A huge manhunt is still under way for at least two suspects -- one of the airport attackers wearing a hat whose bomb failed to go off and another man seen in the metro with the bomber there.
Prosecutors have confirmed that Khalid El Bakraoui -- who blew himself up at Maalbeek metro station shortly after his brother Ibrahim did the same at Zaventem airport -- was the subject of an international warrant over the Paris attacks.
Investigators also say he rented an apartment in Brussels used by key Paris suspect Salah Abdeslam, who was taken into custody in the Belgian capital on March 18.
The nation's federal prosecutor revealed Abdeslam "has invoked his right to silence" and has not spoken to investigators since a few brief interviews the day after his arrest.
The Belgian government has admitted "errors" and two ministers offered to resign after Turkey said Ibrahim El Bakraoui had been arrested and deported and that Belgium had ignored warnings that he was a "foreign terrorist fighter."
The brothers were also listed in American terrorism databases, television network NBC reported.
'Covered In Blood'
Belgium has lowered its terror alert to the second-highest level for the first time since the attacks, but the police and military presence on the streets of the capital remains high.
Harrowing stories continued to emerge from survivors of the attacks, in which people of around 40 nationalities were killed or wounded.
Briton David Dixon, 51, who lived in Brussels, texted his aunt after the airport blasts to say he was safe, but happened to be on the metro system when a suicide bomber blew himself up, British media said.
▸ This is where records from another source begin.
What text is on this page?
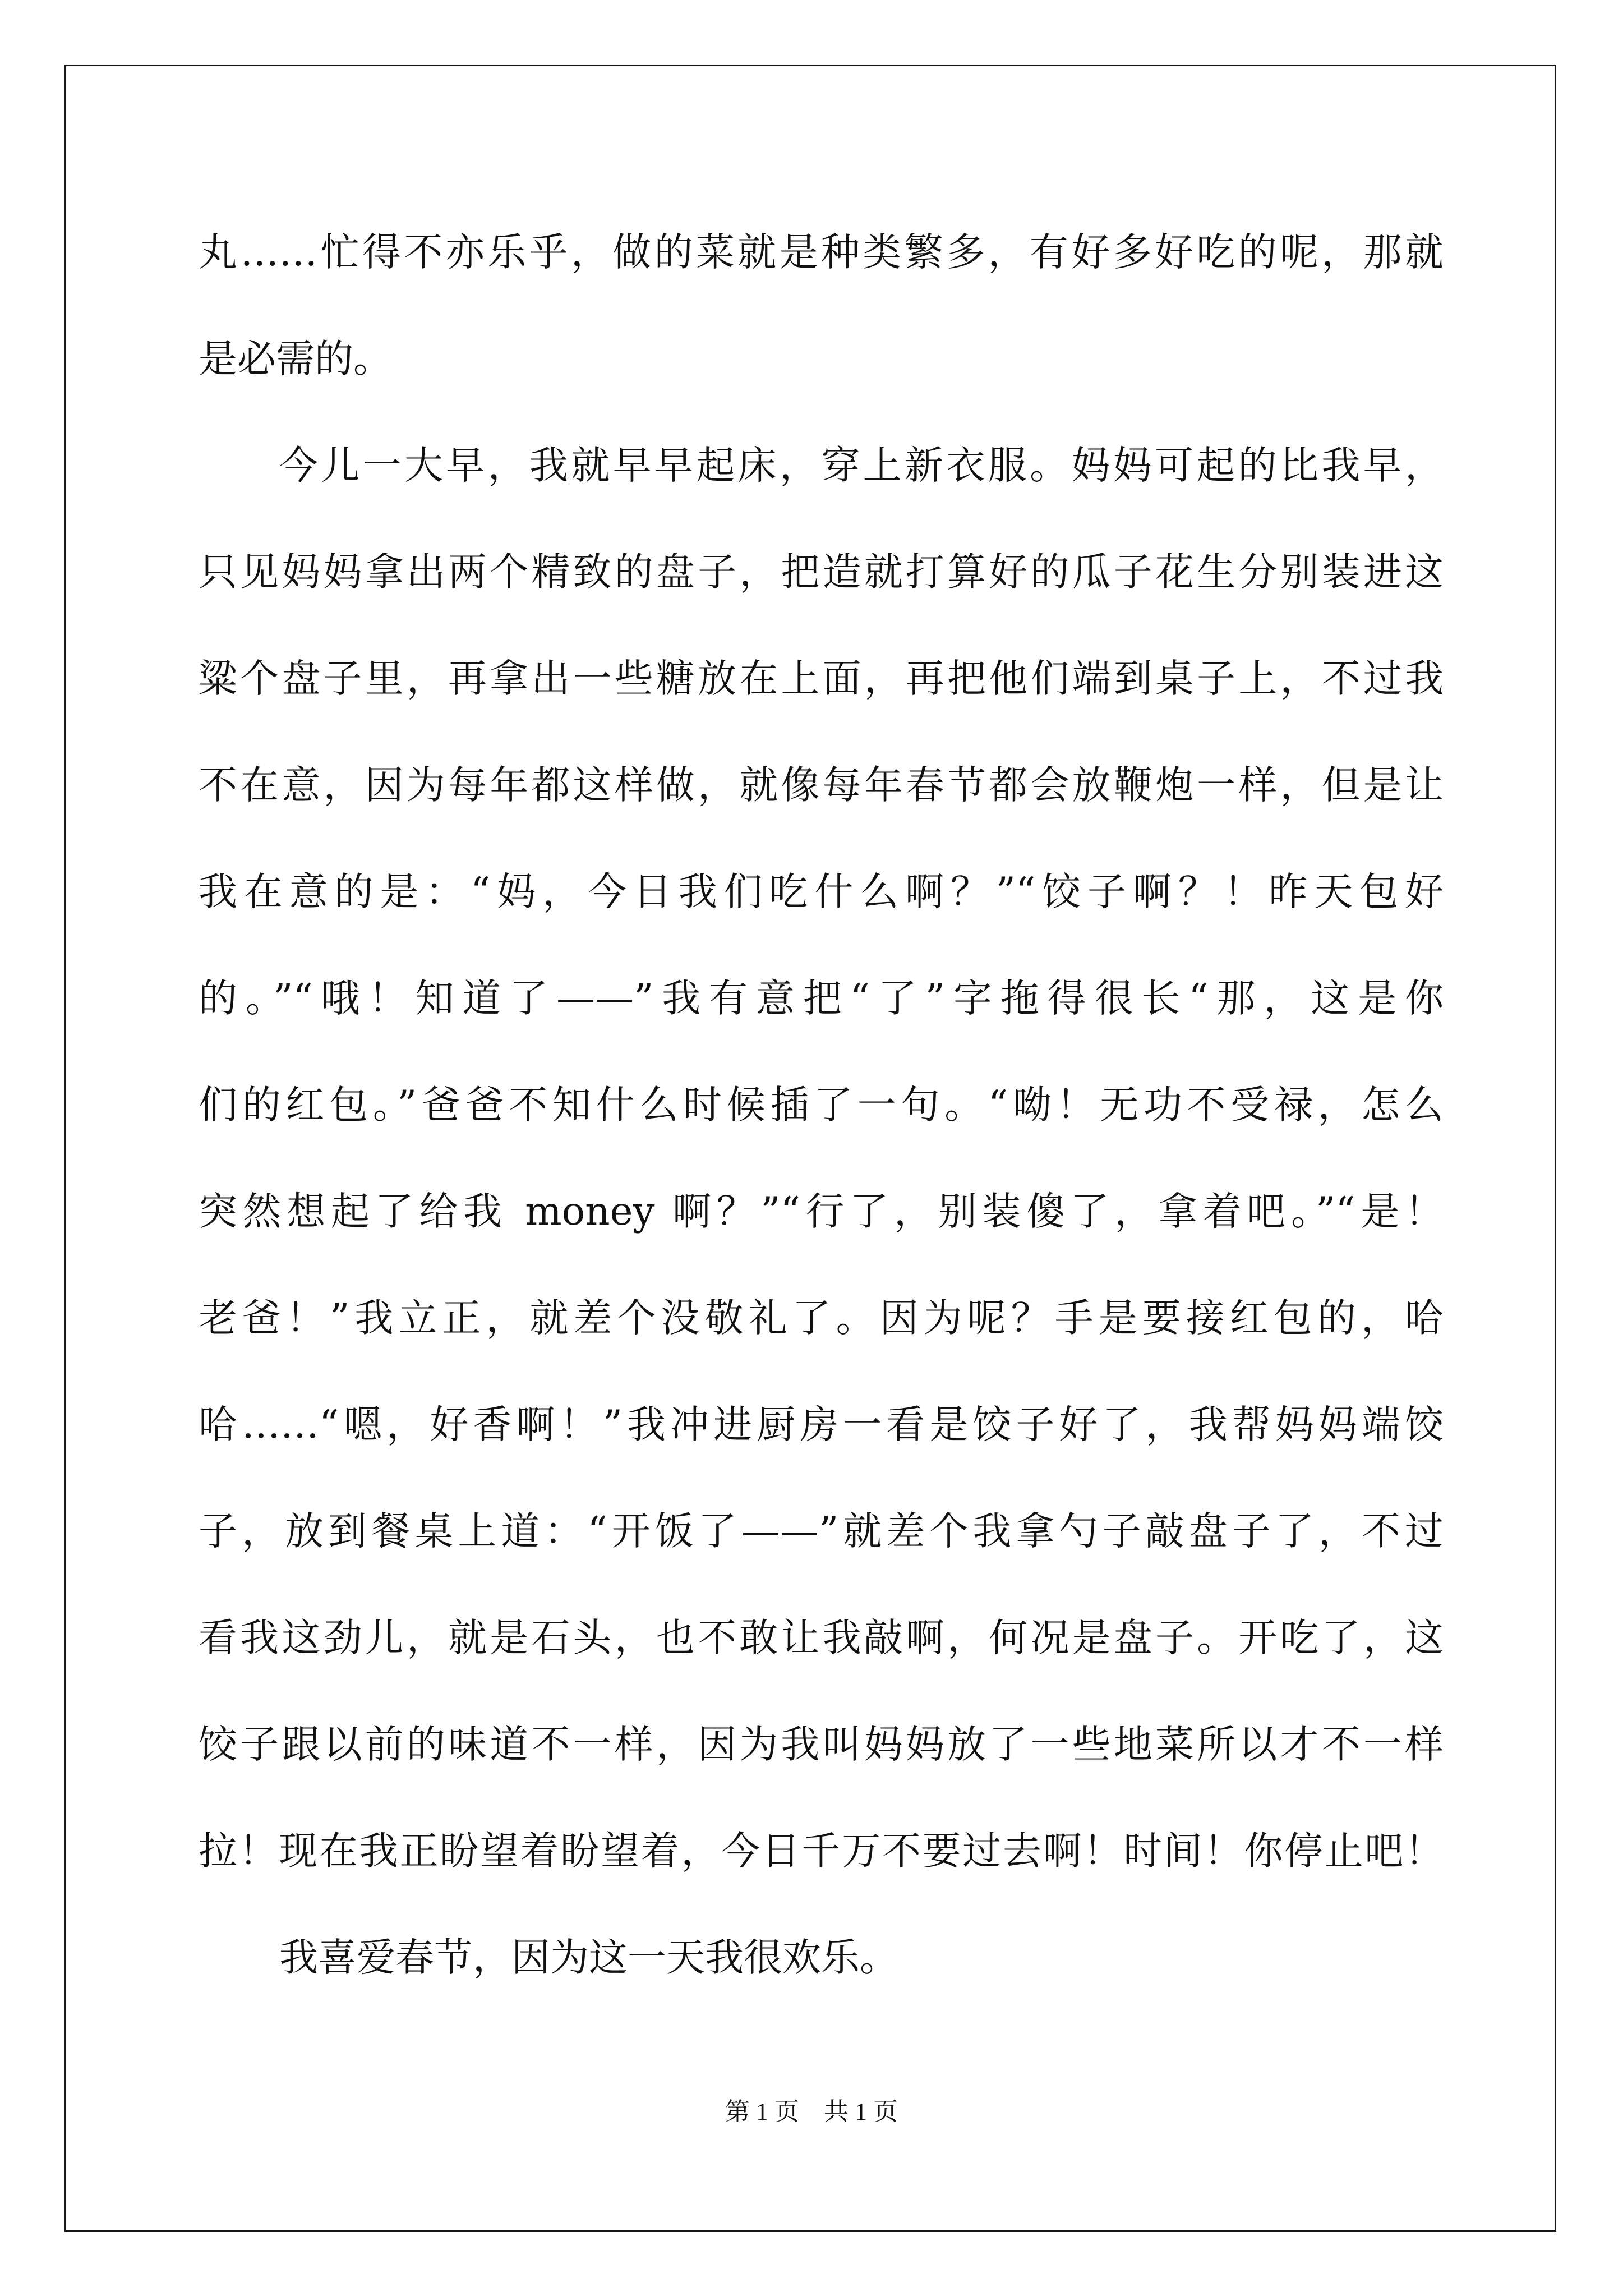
丸……忙得不亦乐乎，做的菜就是种类繁多，有好多好吃的呢，那就

是必需的。

今儿一大早，我就早早起床，穿上新衣服。妈妈可起的比我早，

只见妈妈拿出两个精致的盘子，把造就打算好的瓜子花生分别装进这

粱个盘子里，再拿出一些糖放在上面，再把他们端到桌子上，不过我

不在意，因为每年都这样做，就像每年春节都会放鞭炮一样，但是让

我在意的是：“妈，今日我们吃什么啊？”“饺子啊？！昨天包好

的。”“哦！知道了——”我有意把“了”字拖得很长“那，这是你

们的红包。”爸爸不知什么时候插了一句。“呦！无功不受禄，怎么

突然想起了给我 money 啊？”“行了，别装傻了，拿着吧。”“是！

老爸！”我立正，就差个没敬礼了。因为呢？手是要接红包的，哈

哈……“嗯，好香啊！”我冲进厨房一看是饺子好了，我帮妈妈端饺

子，放到餐桌上道：“开饭了——”就差个我拿勺子敲盘子了，不过

看我这劲儿，就是石头，也不敢让我敲啊，何况是盘子。开吃了，这

饺子跟以前的味道不一样，因为我叫妈妈放了一些地菜所以才不一样

拉！现在我正盼望着盼望着，今日千万不要过去啊！时间！你停止吧！

我喜爱春节，因为这一天我很欢乐。

第 1 页    共 1 页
A 19-year-old Mormon missionary was at the Delta airlines check-in counter when the explosions went off at Zaventem.
"My body was actually picked up off the ground for a moment," Mason Wells told CNN. "My left shoe was blown off and a large part of the right side of my body got really hot and then really cold and I was covered in... a lot of blood that wasn't mine."
Officials confirmed the deaths of young Dutch siblings Sascha and Alexander Pinczowski, who were reportedly on the phone with relatives when the airport bomb went off.
Among only three fatalities formally named so far are Peruvian Adelma Marina Tapia Ruiz, 37. Her husband Christophe Delcambe, and their three-year-old twin daughters, only survived because the girls had run off and their father had chased after them.
A Chinese national was also confirmed among those killed.